Oser penser par soi-même. Voilà le mot d’ordre des écrivains matérialistes des Lumières qui n’ont pas hésité à récuser l’existence de Dieu, à mettre en jeu la réalité d’une « substance spirituelle » — oxymore absurde s’il en est — et à illustrer l’aliénation de ceux qui adhèrent à ce qui mène inévitablement au théofascisme.

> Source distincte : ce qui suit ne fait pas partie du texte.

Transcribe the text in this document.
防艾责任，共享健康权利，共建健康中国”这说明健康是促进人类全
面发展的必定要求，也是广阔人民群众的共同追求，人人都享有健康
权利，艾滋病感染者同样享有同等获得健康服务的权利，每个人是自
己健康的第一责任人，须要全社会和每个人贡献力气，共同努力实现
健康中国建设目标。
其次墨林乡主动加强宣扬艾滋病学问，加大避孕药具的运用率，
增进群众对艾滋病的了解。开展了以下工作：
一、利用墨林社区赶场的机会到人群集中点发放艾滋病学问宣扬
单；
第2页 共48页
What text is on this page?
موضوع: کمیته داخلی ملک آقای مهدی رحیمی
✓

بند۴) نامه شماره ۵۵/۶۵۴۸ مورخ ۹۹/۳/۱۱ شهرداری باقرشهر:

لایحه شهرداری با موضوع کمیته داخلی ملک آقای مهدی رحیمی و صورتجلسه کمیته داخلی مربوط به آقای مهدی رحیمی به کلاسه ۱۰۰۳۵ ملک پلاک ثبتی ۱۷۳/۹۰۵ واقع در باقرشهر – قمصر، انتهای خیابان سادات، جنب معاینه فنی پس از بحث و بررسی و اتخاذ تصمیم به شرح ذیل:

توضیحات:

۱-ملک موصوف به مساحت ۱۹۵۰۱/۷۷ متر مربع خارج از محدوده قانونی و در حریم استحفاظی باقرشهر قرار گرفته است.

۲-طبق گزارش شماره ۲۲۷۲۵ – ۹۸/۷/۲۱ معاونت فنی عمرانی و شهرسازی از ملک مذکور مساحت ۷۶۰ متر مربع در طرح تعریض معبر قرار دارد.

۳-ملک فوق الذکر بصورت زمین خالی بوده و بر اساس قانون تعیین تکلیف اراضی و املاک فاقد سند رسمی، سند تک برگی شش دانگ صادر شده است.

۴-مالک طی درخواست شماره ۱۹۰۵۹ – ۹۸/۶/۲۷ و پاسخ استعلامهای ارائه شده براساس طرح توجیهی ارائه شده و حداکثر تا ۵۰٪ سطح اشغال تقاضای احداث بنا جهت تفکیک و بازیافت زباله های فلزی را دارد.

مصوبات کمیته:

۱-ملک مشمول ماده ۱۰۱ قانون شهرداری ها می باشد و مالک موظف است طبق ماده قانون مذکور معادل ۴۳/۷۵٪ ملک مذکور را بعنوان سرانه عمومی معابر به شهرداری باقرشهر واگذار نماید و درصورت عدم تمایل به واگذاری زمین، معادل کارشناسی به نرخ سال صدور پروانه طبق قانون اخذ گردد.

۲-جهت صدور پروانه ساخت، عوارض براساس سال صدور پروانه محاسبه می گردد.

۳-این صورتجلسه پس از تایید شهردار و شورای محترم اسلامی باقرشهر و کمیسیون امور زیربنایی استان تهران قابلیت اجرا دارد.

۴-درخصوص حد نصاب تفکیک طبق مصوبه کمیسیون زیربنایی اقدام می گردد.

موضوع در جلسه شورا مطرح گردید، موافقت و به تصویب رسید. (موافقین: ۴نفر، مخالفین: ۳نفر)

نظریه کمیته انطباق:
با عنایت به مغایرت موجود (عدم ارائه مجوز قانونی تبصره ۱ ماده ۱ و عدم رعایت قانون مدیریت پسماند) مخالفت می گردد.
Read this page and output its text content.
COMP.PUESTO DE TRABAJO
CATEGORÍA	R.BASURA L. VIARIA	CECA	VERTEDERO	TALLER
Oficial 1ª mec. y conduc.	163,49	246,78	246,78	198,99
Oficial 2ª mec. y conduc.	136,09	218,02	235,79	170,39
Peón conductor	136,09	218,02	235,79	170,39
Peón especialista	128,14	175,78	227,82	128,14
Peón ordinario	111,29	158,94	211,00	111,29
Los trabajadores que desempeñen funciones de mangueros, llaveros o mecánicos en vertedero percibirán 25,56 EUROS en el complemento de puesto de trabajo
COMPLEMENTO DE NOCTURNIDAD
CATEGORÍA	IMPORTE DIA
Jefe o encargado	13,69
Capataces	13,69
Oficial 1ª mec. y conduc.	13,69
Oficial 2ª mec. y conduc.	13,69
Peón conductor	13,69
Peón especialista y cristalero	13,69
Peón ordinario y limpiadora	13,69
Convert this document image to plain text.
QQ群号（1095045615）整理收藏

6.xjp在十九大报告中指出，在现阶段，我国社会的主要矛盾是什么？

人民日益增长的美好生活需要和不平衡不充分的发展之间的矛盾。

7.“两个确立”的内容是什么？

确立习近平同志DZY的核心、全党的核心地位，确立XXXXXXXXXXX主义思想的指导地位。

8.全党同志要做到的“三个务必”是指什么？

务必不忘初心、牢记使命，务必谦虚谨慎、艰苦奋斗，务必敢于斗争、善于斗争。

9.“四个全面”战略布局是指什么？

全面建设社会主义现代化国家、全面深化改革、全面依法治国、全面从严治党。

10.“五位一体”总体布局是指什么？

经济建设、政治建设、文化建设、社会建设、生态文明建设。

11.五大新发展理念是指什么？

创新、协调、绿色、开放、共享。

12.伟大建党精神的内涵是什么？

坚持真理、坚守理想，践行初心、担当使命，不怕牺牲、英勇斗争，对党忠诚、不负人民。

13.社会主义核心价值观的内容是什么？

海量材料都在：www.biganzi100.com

Si Dieu est une chimère et les religions des « folies humaines », la matière, en revanche, existe par elle-même, travaillée par des forces qui rendent compte du monde tel qu’il existe. Du « frayage » des particules élémentaires au transformisme, en passant par la théorie des probabilités, les thèses matérialistes ont pu éclore parce que des « philosophes » ont abandonné le paradigme mécaniste au profit d’une conception complexe de l’organisme, fondée sur l’irritabilité et la sensibilité du tissu animal. L’auteur de Matières incandescentes analyse les conditions d’apparition et de développement des problématiques matérialistes des Lumières (1650-1780) dans une synthèse impeccable qui souligne les liens qui se sont tissés entre réflexion philosophique et avancées scientifiques.
Professeur émérite de l’Université d’Ottawa, Pierre Berthiaume est spécialiste de la littérature française du xviiie siècle et des relations de voyage en Amérique du Nord. Sa bibliographie comprend nombre d’ouvrages et d’articles qui couvrent les deux domaines de recherche.